I have a question that is very similar to How to group by time interval in Spark SQL
However, my metric is time spent (duration
), so my data looks like
KEY |Event_Type | duration | Time
001 |event1 | 10 | 2016-05-01 10:49:51
002 |event2 | 100 | 2016-05-01 10:50:53
001 |event3 | 20 | 2016-05-01 10:50:55
001 |event1 | 15 | 2016-05-01 10:51:50
003 |event1 | 13 | 2016-05-01 10:55:30
001 |event2 | 12 | 2016-05-01 10:57:00
001 |event3 | 11 | 2016-05-01 11:00:01
Is there a way to sum the time spent into five minute buckets, grouped by key, and know when the duration goes outside of the bound of the bucket?
For example, the first row starts at 10:49:51 and ends at 10:50:01
Thus, the bucket for key 001 in window [2016-05-01 10:45:00.0,2016-05-01 10:50:00.0]
would get 8 seconds of duration (51 seconds to 60 seconds) and the and the 10:50 to 10:55 would get 2 seconds of duration, plus the relevant seconds from other log lines (20 seconds from the third row, 15 from the 4th row).
I want to sum the time in a specific bucket, but the solution on the other thread of
df.groupBy($"KEY", window($"time", "5 minutes")).sum("metric")

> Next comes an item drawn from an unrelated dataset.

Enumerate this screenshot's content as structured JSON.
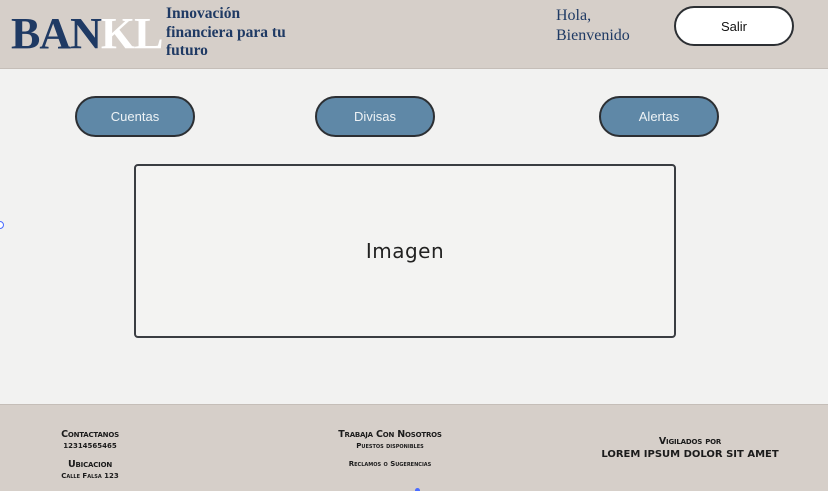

would overcount in the buckets timestamps that overlap buckets start in, and undercount the subsequent buckets
Note: My Time
column is also in Epoch timestamps like 1636503077
, but I can easily cast it to the above format if that makes this calculation easier.
CodePudding user response:
for my opinion, maybe you need preprocess you data by spilt you duration to every minutes (or every five minutes).
as you wish, the first row
001 |event1 | 10 | 2016-05-01 10:49:51
should be convert to
001 |event1 | 9 | 2016-05-01 10:49:51
001 |event1 | 1 | 2016-05-01 10:50:00
then you can use spark window function to sum it properly.
df.groupBy($"KEY", window($"time", "5 minutes")).sum("metric")
that will not change the result if you only want to know the duration of time bucket, but will increasing the record counts.